İlk Türk kadın ses sanatçılarından olan Seyyan Hanım’ ı, Çalıkuşu dizisinde seslendirilen  “Hasret” adlı şarkı ile keşfettim. Şarkıyı çok beğendim ve tekrar tekrar dinlemek istedim. Sonra internette araştırmaya başladım. Şarkıyı dizide seslendiren sanatçı Aliye Mutlu idi ve ben internet sayfalarında araştırmama devam ederken, gözüme asil duruşlu bir kadının fotoğrafı ilişti. Tıkladım hemen. Seyyan Hanım’ ın müthiş sesiyle karşılaştım. Böylece Cumhuriyet yıllarındaki Türk müziğiyle tanışma fırsatı buldum. Daha önce bu hazdan mahrum kaldığım için üzüldüğümü hissettim ve diğer seslendirdiği şarkıları da buldum, dinledim. Kendi kendime  “Yorumlayış güzel, müzik güzel tamam ama; her satır söz böylesine ruha dokunabilir mi? Her satır bu kadar derin anlamlı olabilir mi?” dedim. Aslında bu başarının nedeni gayet açıktı. Bu nadide eserlerin emektarları, yeteneklerinin farkında oldukları için müzik sektöründe bulunuyorlardı. Ama ne yazık ki bunca emek ve yetenek, o dönem şarkılarının halk arasında kabul görmesini ve yayılmasını sağlayamadı. Neden sağlayamadı? Çünkü bu şarkılar klasik batı müziği etkisi altındaydı ve halk aşina değildi. Savaştan yeni çıkan bir halk, her alanda toparlanmaya çalışırken müzik biraz daha geri planda kalıyordu. Aynı zamanda klasik batı müziği, danslarıyla da bir bütündü. Mesela Tango... Halktan daha çok zengin kesime hitap ediyordu. Bunların yanı sıra radyo ve televizyon gibi araçlar halk içinde pek olmadığı için; insanlar bu şarkılarla tanışma fırsatını da yakalayamıyorlardı.

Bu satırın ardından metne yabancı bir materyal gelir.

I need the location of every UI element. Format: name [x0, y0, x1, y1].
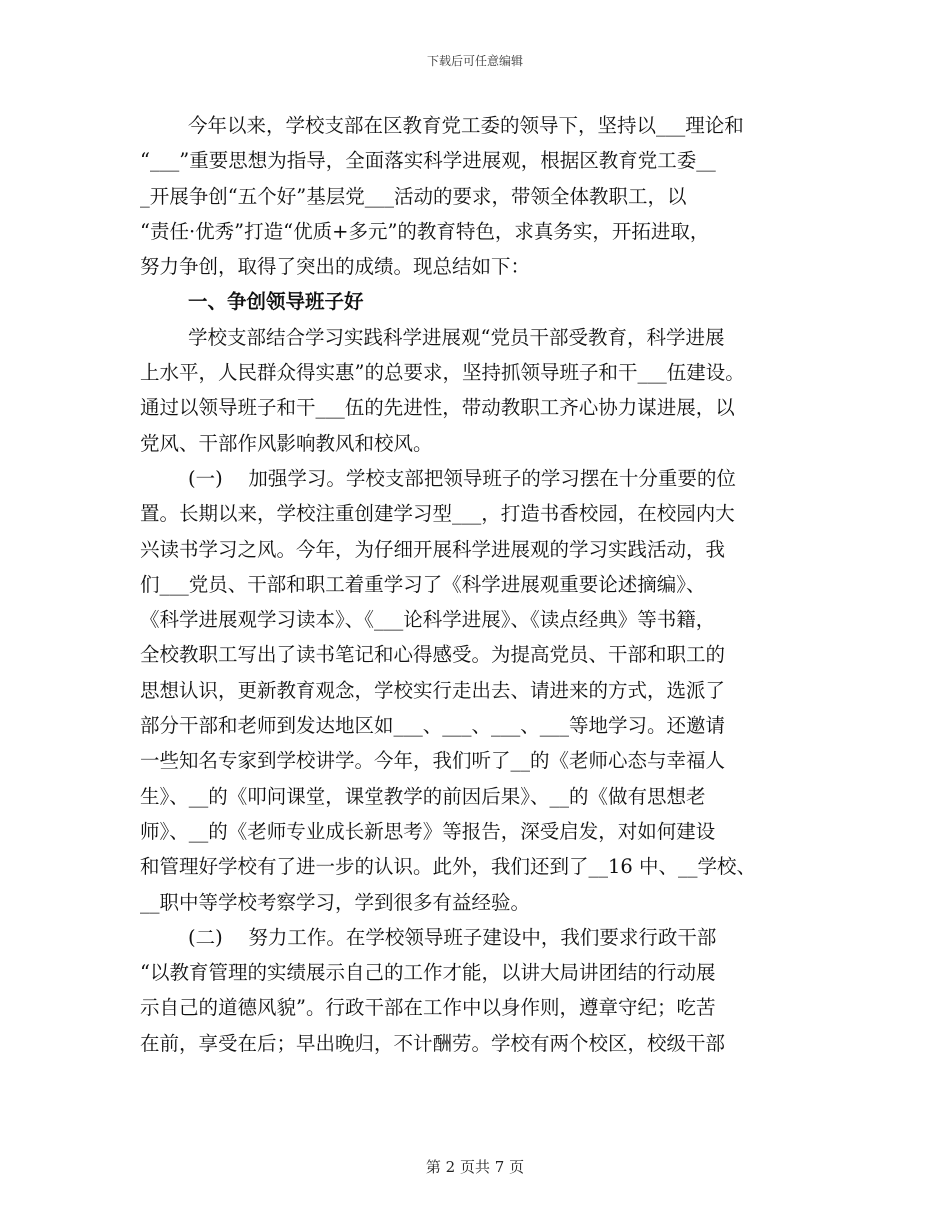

Oysaki döneminde pek bilinmese bile, hatta günümüzdeki insanların da birçoğu o şarkılardan habersiz olsa bile, haberdar olan birçok kişinin vazgeçemediğini biliyorum. O eşsiz şarkılardan biri de ilk Türk tango şarkısı olan “Mazi Kalbimde Bir Yaradır” adlı parça. Bu şarkıyı 1929 yılında Necip Celal besteledi ve ilk defa Seyyan Hanım seslendirdi. Her ne kadar Seyyan Hanım’ dan sonra Mahmure Handan Hanım, Sema Moritz gibi isimler seslendirseler de, Seyyan Hanım’ ın yeri bir başkadır bende. Seyyan Hanım, müzik alanında başarılıydı, evet. Ama başarısına başarı katan bir şey daha vardı: Alçakgönüllüydü. “Ben aslında ilk değilim ama ilklerdenim. Benden önce, Fikriye Hanım ve Afife Hanım vardı.” demişti bir konuşmasında. Bu sözüne bakarak da onun karakteri hakkında fikir edinmek mümkün.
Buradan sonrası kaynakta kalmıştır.